When you run a program, something has to decide which task runs next, and on which CPU core. For decades, that was the operating system. Modern applications increasingly handle scheduling themselves.
OS-Managed Scheduling
The traditional approach is straightforward — create an OS thread (or process) for each concurrent task and let the kernel scheduler figure out the rest.
MySQL spawns a thread per connection. PostgreSQL spawns a process per connection. Despite the difference in resource model (threads share memory, processes don’t), the scheduling story is the same: the OS decides when each task runs, for how long, and on which core.
This works, but it has costs. Each OS thread or process carries kernel data structures (stack, page tables, file descriptor table), and context-switching between them means flushing caches and saving/restoring registers — cycles spent on bookkeeping, not work. The OS scheduler is also general-purpose: it treats every thread equally because it has no idea what the application is actually doing.
Single-Thread Event Loop
Node.js went the other direction. One OS thread, one event loop, application schedules everything itself.
For I/O-bound workloads, this is elegant. No locks, no context switches between tasks, no scheduling overhead. When a task waits on I/O, it yields, and the event loop picks up the next one. The application has full control over ordering and priority.
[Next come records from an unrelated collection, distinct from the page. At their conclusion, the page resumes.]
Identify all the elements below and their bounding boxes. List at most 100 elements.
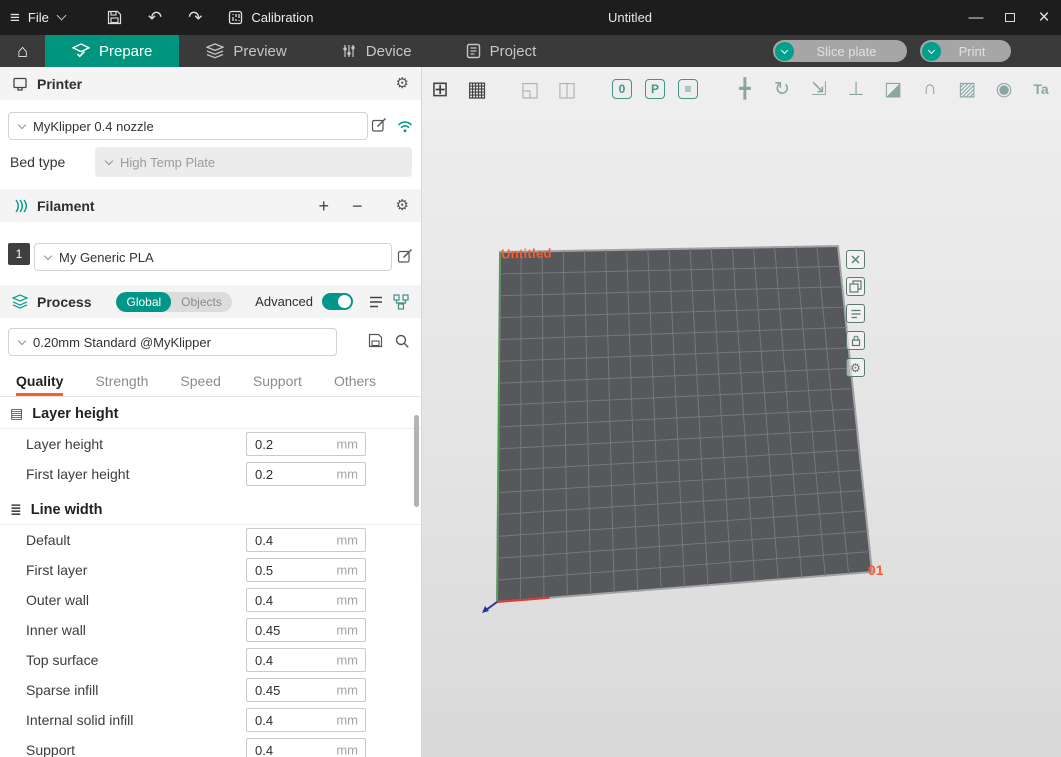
setting-row: Internal solid infill mm xyxy=(0,705,421,735)
redo-button[interactable]: ↷ xyxy=(188,8,202,28)
scope-global-option[interactable]: Global xyxy=(116,292,171,312)
unit-label: mm xyxy=(336,563,358,578)
filament-preset-dropdown[interactable]: My Generic PLA xyxy=(34,243,392,271)
print-label: Print xyxy=(941,44,1009,59)
add-filament-button[interactable]: + xyxy=(319,197,330,215)
setting-row: Support mm xyxy=(0,735,421,757)
window-title: Untitled xyxy=(560,10,700,25)
hamburger-menu-icon[interactable]: ≡ xyxy=(10,8,20,28)
duplicate-plate-button[interactable] xyxy=(846,277,865,296)
setting-input: mm xyxy=(246,738,366,757)
support-painting-icon[interactable]: ▨ xyxy=(955,76,979,102)
setting-input: mm xyxy=(246,528,366,552)
scale-icon[interactable]: ⇲ xyxy=(807,76,831,102)
bed-type-dropdown[interactable]: High Temp Plate xyxy=(95,147,412,177)
scope-objects-option[interactable]: Objects xyxy=(171,292,232,312)
process-section-title: Process xyxy=(37,294,91,310)
setting-label: Inner wall xyxy=(26,622,86,638)
settings-list-icon[interactable] xyxy=(368,295,384,309)
filament-preset-value: My Generic PLA xyxy=(59,250,154,265)
rotate-icon[interactable]: ↻ xyxy=(770,76,794,102)
viewport-3d[interactable]: ⊞ ▦ ◱ ◫ 0 P ≡ ╋ ↻ ⇲ ⊥ ◪ ∩ ▨ ◉ Ta ◳ Untit… xyxy=(422,67,1061,757)
edit-printer-button[interactable] xyxy=(371,117,387,133)
wifi-connection-icon[interactable] xyxy=(396,119,414,134)
plate-settings-button[interactable]: ⚙ xyxy=(846,358,865,377)
auto-orient-icon[interactable]: ◱ xyxy=(518,76,542,102)
add-model-icon[interactable]: ⊞ xyxy=(428,76,452,102)
delete-plate-button[interactable] xyxy=(846,250,865,269)
printer-settings-gear-icon[interactable]: ⚙ xyxy=(396,76,409,91)
setting-input: mm xyxy=(246,432,366,456)
compare-presets-icon[interactable] xyxy=(393,294,409,310)
split-to-parts-icon[interactable]: P xyxy=(645,79,665,99)
tab-others[interactable]: Others xyxy=(334,365,376,396)
arrange-icon[interactable]: ◫ xyxy=(555,76,579,102)
section-line-width: ≣ Line width xyxy=(0,495,421,525)
search-icon xyxy=(394,333,410,349)
process-section-header: Process Global Objects Advanced xyxy=(0,285,421,318)
seam-painting-icon[interactable]: ◉ xyxy=(992,76,1016,102)
unit-label: mm xyxy=(336,533,358,548)
build-plate[interactable] xyxy=(422,67,1061,757)
remove-filament-button[interactable]: − xyxy=(352,197,363,215)
file-menu[interactable]: File xyxy=(28,10,65,25)
edit-icon xyxy=(397,248,413,264)
bed-type-label: Bed type xyxy=(10,154,65,170)
print-button[interactable]: Print xyxy=(920,40,1011,62)
settings-panel: ▤ Layer height Layer height mm First lay… xyxy=(0,399,421,757)
add-plate-icon[interactable]: ▦ xyxy=(465,76,489,102)
process-preset-dropdown[interactable]: 0.20mm Standard @MyKlipper xyxy=(8,328,337,356)
tab-prepare[interactable]: Prepare xyxy=(45,35,179,67)
printer-section-title: Printer xyxy=(37,76,82,92)
place-on-face-icon[interactable]: ⊥ xyxy=(844,76,868,102)
split-to-objects-icon[interactable]: 0 xyxy=(612,79,632,99)
calibration-button[interactable]: Calibration xyxy=(228,10,313,25)
move-icon[interactable]: ╋ xyxy=(733,76,757,102)
close-button[interactable]: × xyxy=(1027,0,1061,35)
tab-device[interactable]: Device xyxy=(314,35,439,67)
wifi-icon xyxy=(396,119,414,134)
setting-input: mm xyxy=(246,648,366,672)
plate-name-button[interactable] xyxy=(846,304,865,323)
sidebar-scrollbar[interactable] xyxy=(414,415,419,507)
setting-input: mm xyxy=(246,588,366,612)
setting-label: First layer xyxy=(26,562,87,578)
setting-row: Outer wall mm xyxy=(0,585,421,615)
print-options-dropdown[interactable] xyxy=(922,42,941,61)
slice-plate-button[interactable]: Slice plate xyxy=(773,40,907,62)
undo-button[interactable]: ↶ xyxy=(148,8,162,28)
tab-quality[interactable]: Quality xyxy=(16,365,63,396)
text-tool-icon[interactable]: Ta xyxy=(1029,76,1053,102)
tab-support[interactable]: Support xyxy=(253,365,302,396)
edit-filament-button[interactable] xyxy=(397,248,413,264)
cut-icon[interactable]: ◪ xyxy=(881,76,905,102)
process-icon xyxy=(12,294,28,309)
filament-settings-gear-icon[interactable]: ⚙ xyxy=(396,198,409,213)
tab-preview-label: Preview xyxy=(233,43,286,60)
plate-name-label[interactable]: Untitled xyxy=(501,246,552,262)
minimize-button[interactable]: — xyxy=(959,0,993,35)
printer-preset-dropdown[interactable]: MyKlipper 0.4 nozzle xyxy=(8,112,368,140)
save-preset-button[interactable] xyxy=(368,333,383,348)
setting-input: mm xyxy=(246,462,366,486)
save-icon xyxy=(107,10,122,25)
lock-plate-button[interactable] xyxy=(846,331,865,350)
variable-layer-height-icon[interactable]: ≡ xyxy=(678,79,698,99)
tab-strength[interactable]: Strength xyxy=(95,365,148,396)
tab-project[interactable]: Project xyxy=(439,35,564,67)
home-button[interactable]: ⌂ xyxy=(0,35,45,67)
mesh-boolean-icon[interactable]: ∩ xyxy=(918,76,942,102)
printer-icon xyxy=(12,76,28,92)
save-button[interactable] xyxy=(107,10,122,25)
tab-speed[interactable]: Speed xyxy=(180,365,220,396)
sidebar: Printer ⚙ MyKlipper 0.4 nozzle Bed type … xyxy=(0,67,422,757)
tab-preview[interactable]: Preview xyxy=(179,35,313,67)
filament-slot-badge[interactable]: 1 xyxy=(8,243,30,265)
unit-label: mm xyxy=(336,437,358,452)
project-icon xyxy=(466,43,481,59)
search-settings-button[interactable] xyxy=(394,333,410,349)
slice-options-dropdown[interactable] xyxy=(775,42,794,61)
maximize-button[interactable] xyxy=(993,0,1027,35)
advanced-toggle[interactable] xyxy=(322,293,353,310)
setting-label: Layer height xyxy=(26,436,103,452)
The tradeoff is obvious: you have one thread, so you use one core. On a 16-core machine, 15 cores sit idle. You can work around this with cluster or worker threads, but that’s bolting multi-process coordination onto a model that was designed to avoid it.
One Thread Per Core
The modern answer takes the best of both: use OS threads to occupy all cores, but schedule tasks in user space.
The idea is simple. Spawn one OS thread per CPU core — no more, no less. Then multiplex many lightweight tasks onto those threads. The OS still schedules the threads, but since there’s exactly one per core, there’s almost nothing to decide. The real scheduling — which task runs on which thread, what to do when a task blocks — happens inside the application runtime.
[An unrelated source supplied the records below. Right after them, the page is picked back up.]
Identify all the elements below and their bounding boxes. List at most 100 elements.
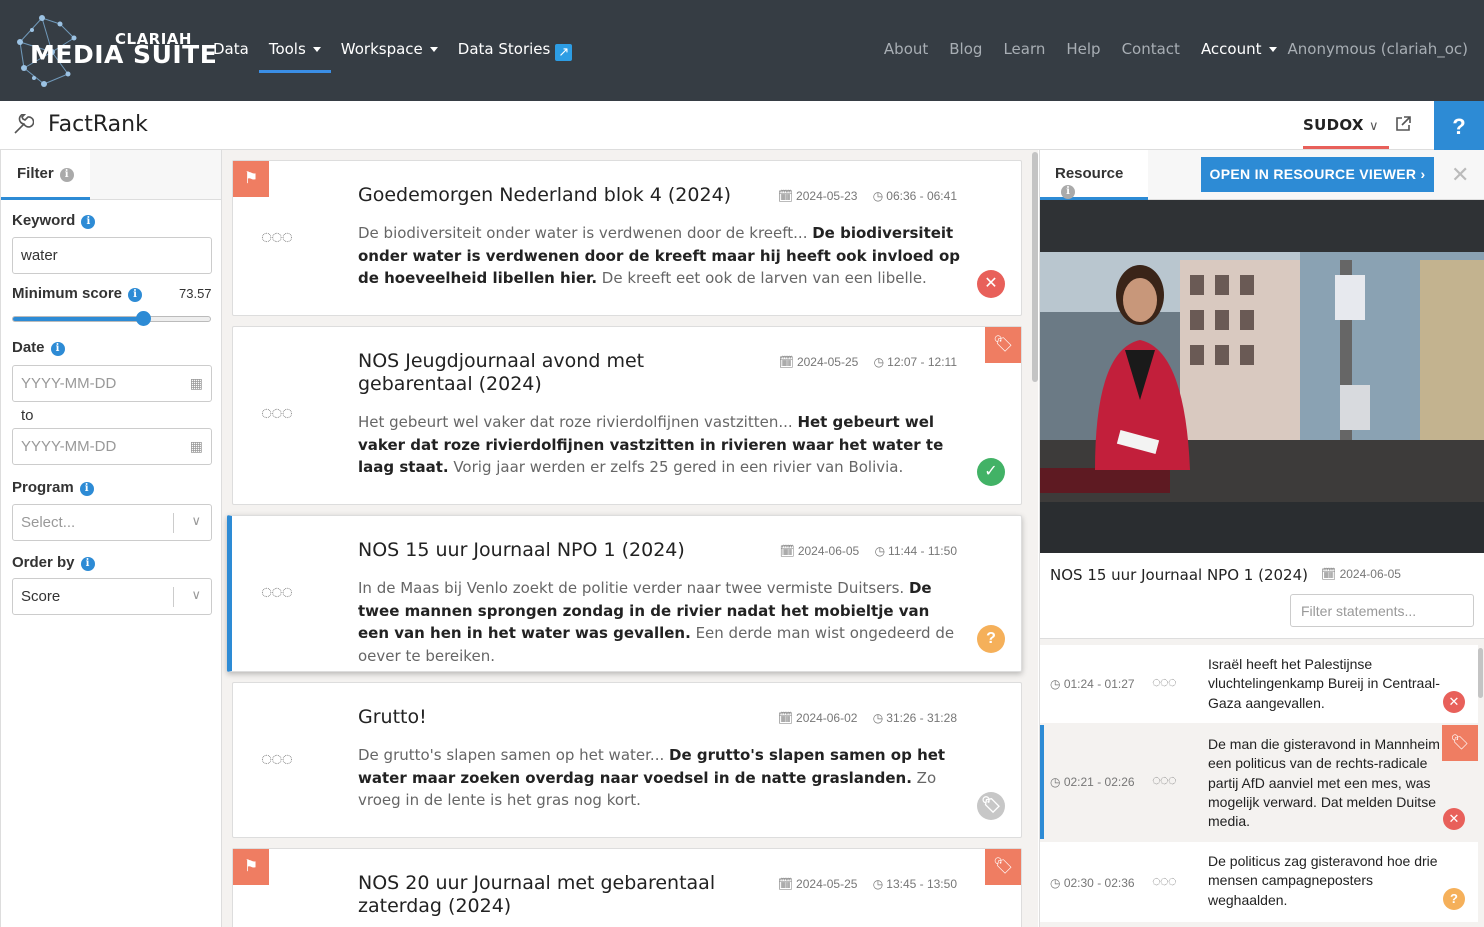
result-title[interactable]: NOS 15 uur Journaal NPO 1 (2024) <box>358 539 758 562</box>
statement-time: ◷ 02:30 - 02:36 <box>1050 876 1135 890</box>
min-score-slider[interactable] <box>12 311 211 326</box>
info-icon[interactable]: i <box>50 342 65 356</box>
model-selector[interactable]: SUDOX <box>1303 116 1389 149</box>
secondary-nav: About Blog Learn Help Contact Account An… <box>863 40 1468 58</box>
nav-data-label: Data <box>213 40 249 58</box>
tab-resource-label: Resource <box>1055 165 1124 182</box>
nav-tools[interactable]: Tools <box>258 40 331 73</box>
info-icon[interactable]: i <box>79 482 94 496</box>
close-icon[interactable]: ✕ <box>1451 162 1469 188</box>
calendar-icon: 🗓 <box>779 544 795 558</box>
date-label-text: Date <box>12 339 45 356</box>
statement-item[interactable]: ◷ 01:24 - 01:27 ◌◌◌ Israël heeft het Pal… <box>1040 645 1478 723</box>
info-icon[interactable]: i <box>128 288 143 302</box>
status-rejected-icon[interactable]: ✕ <box>1443 691 1465 713</box>
result-title[interactable]: Grutto! <box>358 706 758 729</box>
resource-tabs: Resource i OPEN IN RESOURCE VIEWER › ✕ <box>1040 150 1484 200</box>
info-icon[interactable]: i <box>1061 185 1075 199</box>
clock-icon: ◷ <box>1050 677 1061 691</box>
nav-data[interactable]: Data <box>213 40 249 61</box>
video-frame <box>1040 200 1484 553</box>
tab-resource[interactable]: Resource i <box>1040 150 1148 200</box>
result-time: 11:44 - 11:50 <box>888 544 957 558</box>
tab-filter[interactable]: Filter i <box>1 150 90 200</box>
result-date: 2024-06-02 <box>796 711 858 725</box>
open-resource-viewer-button[interactable]: OPEN IN RESOURCE VIEWER › <box>1201 157 1434 192</box>
nav-learn[interactable]: Learn <box>1003 40 1045 58</box>
result-text-post: De kreeft eet ook de larven van een libe… <box>597 269 927 287</box>
bookmark-icon[interactable]: ⚑ <box>233 161 269 197</box>
slider-fill <box>13 317 143 321</box>
info-icon[interactable]: i <box>59 168 74 182</box>
help-button[interactable]: ? <box>1434 101 1484 151</box>
order-by-select[interactable]: Score ∨ <box>12 578 212 615</box>
bookmark-icon[interactable]: ⚑ <box>233 849 269 885</box>
keyword-input[interactable]: water <box>12 237 212 274</box>
result-card[interactable]: ◌◌◌ Grutto! 🗓 2024-06-02 ◷ 31:26 - 31:28 D… <box>232 682 1022 838</box>
resource-title: NOS 15 uur Journaal NPO 1 (2024) <box>1050 566 1308 584</box>
result-time: 06:36 - 06:41 <box>886 189 957 203</box>
statement-time: ◷ 02:21 - 02:26 <box>1050 775 1135 789</box>
result-title[interactable]: NOS 20 uur Journaal met gebarentaal zate… <box>358 872 758 918</box>
status-unknown-icon[interactable]: ? <box>977 625 1005 653</box>
info-icon[interactable]: i <box>80 557 95 571</box>
result-card-selected[interactable]: ◌◌◌ NOS 15 uur Journaal NPO 1 (2024) 🗓 20… <box>227 515 1022 672</box>
result-meta: 🗓 2024-05-25 ◷ 13:45 - 13:50 <box>766 877 957 891</box>
calendar-icon: 🗓 <box>777 189 794 203</box>
nav-workspace[interactable]: Workspace <box>341 40 438 61</box>
result-card[interactable]: ⚑ 🏷 NOS 20 uur Journaal met gebarentaal … <box>232 848 1022 927</box>
date-from-input[interactable]: YYYY-MM-DD ▦ <box>12 365 212 402</box>
order-by-value: Score <box>21 588 61 605</box>
nav-account[interactable]: Account <box>1201 40 1277 58</box>
result-text: Het gebeurt wel vaker dat roze rivierdol… <box>358 411 963 479</box>
select-divider <box>173 513 174 533</box>
tag-icon[interactable]: 🏷 <box>985 849 1021 885</box>
result-meta: 🗓 2024-05-25 ◷ 12:07 - 12:11 <box>767 355 957 369</box>
status-unknown-icon[interactable]: ? <box>1443 888 1465 910</box>
video-player[interactable] <box>1040 200 1484 553</box>
result-title[interactable]: Goedemorgen Nederland blok 4 (2024) <box>358 184 758 207</box>
clariah-media-suite-logo[interactable]: CLARIAH MEDIA SUITE <box>12 10 217 90</box>
filter-statements-input[interactable]: Filter statements... <box>1290 594 1474 627</box>
nav-help[interactable]: Help <box>1066 40 1100 58</box>
result-text-pre: De biodiversiteit onder water is verdwen… <box>358 224 813 242</box>
chevron-down-icon[interactable]: ∨ <box>191 513 201 529</box>
statement-text: De politicus zag gisteravond hoe drie me… <box>1208 853 1438 908</box>
calendar-icon: 🗓 <box>1321 567 1337 581</box>
chevron-down-icon[interactable]: ∨ <box>1369 118 1379 134</box>
statement-item[interactable]: ◷ 02:30 - 02:36 ◌◌◌ De politicus zag gis… <box>1040 842 1478 922</box>
date-to-input[interactable]: YYYY-MM-DD ▦ <box>12 428 212 465</box>
statements-list: ◷ 01:24 - 01:27 ◌◌◌ Israël heeft het Pal… <box>1040 638 1484 927</box>
open-resource-viewer-label: OPEN IN RESOURCE VIEWER <box>1209 166 1417 182</box>
main-nav: Data Tools Workspace Data Stories ↗ <box>213 40 592 73</box>
clock-icon: ◷ <box>872 711 884 725</box>
program-select[interactable]: Select... ∨ <box>12 504 212 541</box>
nav-data-stories[interactable]: Data Stories ↗ <box>458 40 573 61</box>
calendar-icon[interactable]: ▦ <box>190 375 203 392</box>
result-card[interactable]: ⚑ ◌◌◌ Goedemorgen Nederland blok 4 (2024… <box>232 160 1022 316</box>
nav-blog[interactable]: Blog <box>949 40 982 58</box>
tag-untagged-icon[interactable]: 🏷 <box>977 792 1005 820</box>
result-card[interactable]: 🏷 ◌◌◌ NOS Jeugdjournaal avond met gebare… <box>232 326 1022 505</box>
result-title[interactable]: NOS Jeugdjournaal avond met gebarentaal … <box>358 350 758 396</box>
slider-handle[interactable] <box>136 311 151 326</box>
nav-contact[interactable]: Contact <box>1122 40 1180 58</box>
nav-account-label: Account <box>1200 40 1262 58</box>
info-icon[interactable]: i <box>81 215 96 229</box>
score-flames-icon: ◌◌◌ <box>261 582 293 603</box>
status-rejected-icon[interactable]: ✕ <box>1443 808 1465 830</box>
chevron-down-icon[interactable]: ∨ <box>191 587 201 603</box>
status-approved-icon[interactable]: ✓ <box>977 458 1005 486</box>
statements-scrollbar[interactable] <box>1478 648 1483 698</box>
nav-about[interactable]: About <box>884 40 928 58</box>
calendar-icon[interactable]: ▦ <box>190 438 203 455</box>
status-rejected-icon[interactable]: ✕ <box>977 270 1005 298</box>
calendar-icon: 🗓 <box>777 877 794 891</box>
score-flames-icon: ◌◌◌ <box>1152 674 1177 691</box>
result-text-pre: Het gebeurt wel vaker dat roze rivierdol… <box>358 413 798 431</box>
calendar-icon: 🗓 <box>777 711 794 725</box>
results-scrollbar[interactable] <box>1032 152 1038 382</box>
statement-item-selected[interactable]: 🏷 ◷ 02:21 - 02:26 ◌◌◌ De man die gistera… <box>1040 725 1478 839</box>
popout-icon[interactable] <box>1395 115 1412 137</box>
tag-icon[interactable]: 🏷 <box>985 327 1021 363</box>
Go and Rust both take this approach, but they get there differently. Go relies on a heavyweight runtime; Rust leans on the compiler.
Go’s GMP Model
Go’s scheduler is built around three concepts:
- G (Goroutine): a lightweight task. Millions can exist at once.
- M (Machine): an OS thread. Typically one per core.
- P (Processor): a scheduling context that connects G’s to M’s. The number of P’s equals
GOMAXPROCS(default: number of cores).
Each P maintains a local run queue of goroutines. When a goroutine is ready to run, the P picks one from its queue and runs it on its M. When the local queue is empty, the P steals goroutines from other P’s — this is work stealing, and it keeps all cores busy without centralized coordination.
The interesting part is what happens when a goroutine blocks. If a goroutine makes a blocking syscall (like reading a file), the M is stuck waiting in the kernel. Go detaches the P from that M and assigns the P to a new M (creating one if needed), so the remaining goroutines keep running. When the syscall returns, the original M parks itself and the goroutine gets re-queued.
The Go compiler cooperates by inserting yield points at function calls, so the runtime can preempt long-running goroutines without relying on OS signals.
Rust’s Tokio
Rust takes a different path. Instead of a runtime that manages everything, Rust’s async/await lets the compiler do the heavy lifting.
When you write an async fn in Rust, the compiler transforms it into a state machine. Each .await point becomes a state transition — the function remembers where it paused and what local variables it held. This means a “suspended task” is just a struct on the heap, not a stack frame.
Tokio, the most widely used async runtime, runs a thread pool (one thread per core by default). Each thread has a local task queue, and when a thread runs out of work, it steals tasks from other threads — the same work-stealing strategy as Go’s GMP, but applied to compiler-generated state machines instead of runtime-managed goroutines.
Because tasks yield explicitly at .await points rather than at runtime-inserted checkpoints, Tokio’s scheduler is simpler. It doesn’t need to preempt tasks or manage goroutine stacks. The cost is that a task that never awaits will block its thread — the programmer has to get the yield points right.
Others
C++20 introduced coroutines. Java 21 shipped virtual threads (Project Loom). The details differ, but the direction is the same: user-space scheduling on top of a small pool of OS threads.
Why Applications Take Over
Scheduling is splitting into two concerns.
- Utilizing multiple cores — still the OS’s job, but with one-thread-per-core, it’s trivial.
- Ordering and prioritizing tasks — increasingly the application’s job.
The OS scheduler is general-purpose by necessity. It has to be fair across all processes, it can’t look inside your application to understand task dependencies, and its tuning mechanism is limited (e.g. nice). An application runtime, on the other hand, knows which tasks are I/O-bound, which share data, and which are latency-sensitive. It can make smarter decisions because it has more information.
The application knows its own work better than the OS ever could.